Un battement d’ailes de chiroptère à Wuhan est en train de faire vaciller nos évidences. Des décennies d’un subtile conditionnement avaient fini par imposer l’idée selon laquelle la croissance ne pouvait qu’être infinie, la mondialisation source de bonheur, le travail la santé. Puis un grain de sable est venu « gripper » cette belle illusion idéologique.

Seul ensemble, des millions d’individus apeurés par l’ennemi invisible se sont terrés chez eux, sommés de rester cloîtrés pour endiguer la pandémie. Cette pause dans cette course vers l’abîme écologique a eu pour effet paradoxal de réduire nos émissions de gaz à effet de serre, améliorer la qualité de l’air et nous contraindre à décélérer. Le secteur aérien a été obligé quant à lui d’organiser un atterrissage en urgence et chacun s’est appliqué une ascèse forcée.
Cette mise entre parenthèses de nos pulsions démiurgiques peut être un exercice oh combien salutaire.

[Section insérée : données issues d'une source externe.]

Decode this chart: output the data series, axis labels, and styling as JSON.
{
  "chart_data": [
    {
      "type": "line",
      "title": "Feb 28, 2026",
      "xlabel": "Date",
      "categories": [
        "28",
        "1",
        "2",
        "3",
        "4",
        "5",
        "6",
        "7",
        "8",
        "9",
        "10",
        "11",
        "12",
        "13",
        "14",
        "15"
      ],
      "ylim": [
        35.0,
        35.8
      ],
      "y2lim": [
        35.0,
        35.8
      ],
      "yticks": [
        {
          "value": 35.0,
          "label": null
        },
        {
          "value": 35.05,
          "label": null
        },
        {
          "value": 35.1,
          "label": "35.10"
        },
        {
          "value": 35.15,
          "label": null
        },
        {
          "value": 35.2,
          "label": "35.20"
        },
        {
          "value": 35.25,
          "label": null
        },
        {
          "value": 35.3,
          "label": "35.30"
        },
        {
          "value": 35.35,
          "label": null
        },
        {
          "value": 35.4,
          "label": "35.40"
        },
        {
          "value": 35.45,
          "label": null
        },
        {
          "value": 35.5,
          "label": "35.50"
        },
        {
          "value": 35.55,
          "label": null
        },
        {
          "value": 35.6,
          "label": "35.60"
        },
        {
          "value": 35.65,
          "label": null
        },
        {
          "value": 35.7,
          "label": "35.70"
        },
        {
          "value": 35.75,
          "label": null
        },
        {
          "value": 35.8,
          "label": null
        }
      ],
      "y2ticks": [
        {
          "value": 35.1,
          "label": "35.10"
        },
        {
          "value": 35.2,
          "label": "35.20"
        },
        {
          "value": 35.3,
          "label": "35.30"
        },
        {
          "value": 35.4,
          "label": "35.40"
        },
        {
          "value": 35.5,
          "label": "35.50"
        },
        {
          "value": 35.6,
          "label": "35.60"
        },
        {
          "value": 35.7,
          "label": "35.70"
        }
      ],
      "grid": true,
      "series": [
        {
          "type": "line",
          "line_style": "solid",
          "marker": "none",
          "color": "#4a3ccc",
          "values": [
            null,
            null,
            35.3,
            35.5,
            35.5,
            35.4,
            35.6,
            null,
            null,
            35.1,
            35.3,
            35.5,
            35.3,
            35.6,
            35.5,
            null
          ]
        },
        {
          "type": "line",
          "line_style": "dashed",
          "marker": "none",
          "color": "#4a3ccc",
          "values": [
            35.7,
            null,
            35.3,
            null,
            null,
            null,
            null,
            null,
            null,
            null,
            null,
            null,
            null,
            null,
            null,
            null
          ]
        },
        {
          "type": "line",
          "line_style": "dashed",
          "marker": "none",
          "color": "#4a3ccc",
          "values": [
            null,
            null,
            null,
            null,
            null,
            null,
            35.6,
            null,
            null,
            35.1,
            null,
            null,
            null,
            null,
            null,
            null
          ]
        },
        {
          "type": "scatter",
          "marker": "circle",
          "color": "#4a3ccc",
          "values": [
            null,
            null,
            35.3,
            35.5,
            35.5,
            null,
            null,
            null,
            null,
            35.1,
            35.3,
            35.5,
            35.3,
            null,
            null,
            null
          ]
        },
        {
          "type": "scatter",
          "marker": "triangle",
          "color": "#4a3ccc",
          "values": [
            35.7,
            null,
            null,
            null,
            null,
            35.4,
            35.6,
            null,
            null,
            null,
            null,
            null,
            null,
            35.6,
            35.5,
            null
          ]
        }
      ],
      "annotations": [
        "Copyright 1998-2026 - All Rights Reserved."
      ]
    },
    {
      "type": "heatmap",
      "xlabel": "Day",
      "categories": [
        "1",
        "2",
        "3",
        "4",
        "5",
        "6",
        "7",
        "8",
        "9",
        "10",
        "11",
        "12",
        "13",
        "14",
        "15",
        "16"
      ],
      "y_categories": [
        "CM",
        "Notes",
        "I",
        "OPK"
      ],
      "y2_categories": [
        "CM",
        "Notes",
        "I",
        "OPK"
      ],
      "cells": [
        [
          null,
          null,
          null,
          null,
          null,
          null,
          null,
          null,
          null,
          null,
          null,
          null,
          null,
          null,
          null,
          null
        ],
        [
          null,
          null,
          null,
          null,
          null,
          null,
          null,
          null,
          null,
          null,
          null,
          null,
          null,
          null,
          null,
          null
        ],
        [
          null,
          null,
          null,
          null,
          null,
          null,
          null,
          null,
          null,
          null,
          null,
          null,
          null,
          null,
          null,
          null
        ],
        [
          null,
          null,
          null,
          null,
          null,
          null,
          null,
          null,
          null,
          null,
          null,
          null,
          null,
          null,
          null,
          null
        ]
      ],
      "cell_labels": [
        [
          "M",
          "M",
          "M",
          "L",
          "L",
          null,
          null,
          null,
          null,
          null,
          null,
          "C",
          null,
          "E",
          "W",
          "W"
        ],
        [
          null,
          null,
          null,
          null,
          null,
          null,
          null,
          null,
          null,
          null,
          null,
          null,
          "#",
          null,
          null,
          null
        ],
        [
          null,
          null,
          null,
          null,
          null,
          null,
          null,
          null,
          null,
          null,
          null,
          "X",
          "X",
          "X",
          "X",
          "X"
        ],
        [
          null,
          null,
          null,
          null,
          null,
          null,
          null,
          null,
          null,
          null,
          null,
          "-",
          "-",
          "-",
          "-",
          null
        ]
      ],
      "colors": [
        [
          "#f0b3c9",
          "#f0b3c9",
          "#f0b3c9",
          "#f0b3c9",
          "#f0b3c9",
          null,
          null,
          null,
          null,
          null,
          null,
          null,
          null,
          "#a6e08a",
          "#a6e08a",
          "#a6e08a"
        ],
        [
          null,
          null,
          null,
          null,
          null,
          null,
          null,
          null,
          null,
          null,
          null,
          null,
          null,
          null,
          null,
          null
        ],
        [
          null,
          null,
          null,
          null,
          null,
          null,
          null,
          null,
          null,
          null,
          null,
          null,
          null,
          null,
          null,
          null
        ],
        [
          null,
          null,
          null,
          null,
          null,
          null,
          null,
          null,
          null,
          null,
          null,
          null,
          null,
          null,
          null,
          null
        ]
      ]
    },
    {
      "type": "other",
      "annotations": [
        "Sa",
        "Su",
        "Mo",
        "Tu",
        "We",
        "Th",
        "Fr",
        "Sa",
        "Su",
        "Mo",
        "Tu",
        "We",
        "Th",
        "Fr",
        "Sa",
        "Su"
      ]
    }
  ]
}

Elle nous oblige à réinterroger un système qui a banalisé l’excès et normalisé le bougisme. Par peur de la contagion, nous sommes désormais dans l’obligation de réinterroger l’extrême faillibilité du système néo-libéral. Géant au pied d’argile, le modèle « destructiviste » patiemment édifier par une foule sans cesse plus déterminée d’ « illimités » a vécu.
Mais à toute chose malheur est bon. Les menaces climatiques, génétiques, atomiques, électromagnétiques, l’effondrement des écosystèmes, la surpêche, la désertification ou encore la déforestation sont de bons candidats pour l’effondrement à venir. Les collapsologues, hier encore stipendiés par les hérauts de la mondialisation heureuse, ont enfin l’opportunité de rappeler les évidences que personne ne souhaitait entendre.
Pourtant, quelles que soient les crises - sanitaires et environnementales - qui jalonneront notre avenir, seule la résilience du système nous permettra de limiter leur impact. Cette résilience ne se décrète pas, elle se bâtit patiemment en stimulant l’entre-aide ; elle se nourrit d’échanges et de confiances. En période de tensions, les liens humains, bien mieux que l’accumulation de biens matériels, deviennent vitaux.
Gageons que l’expérience grandeur nature que nous avons vécue nous aura acculturé à ce catastrophisme éclairé dépeint par Jean-Pierre Dupuy. Espérons que cette assignation à résidence généralisée nous aura ouvert les yeux sur l’extrême fragilité du système technicien. Faisons de cette pandémie une leçon. À défaut, nous nous condamnons à vivre, revivre et surtout survivre dans un monde désaffilié, composé d’électrons libres en guerre de tous contre tous.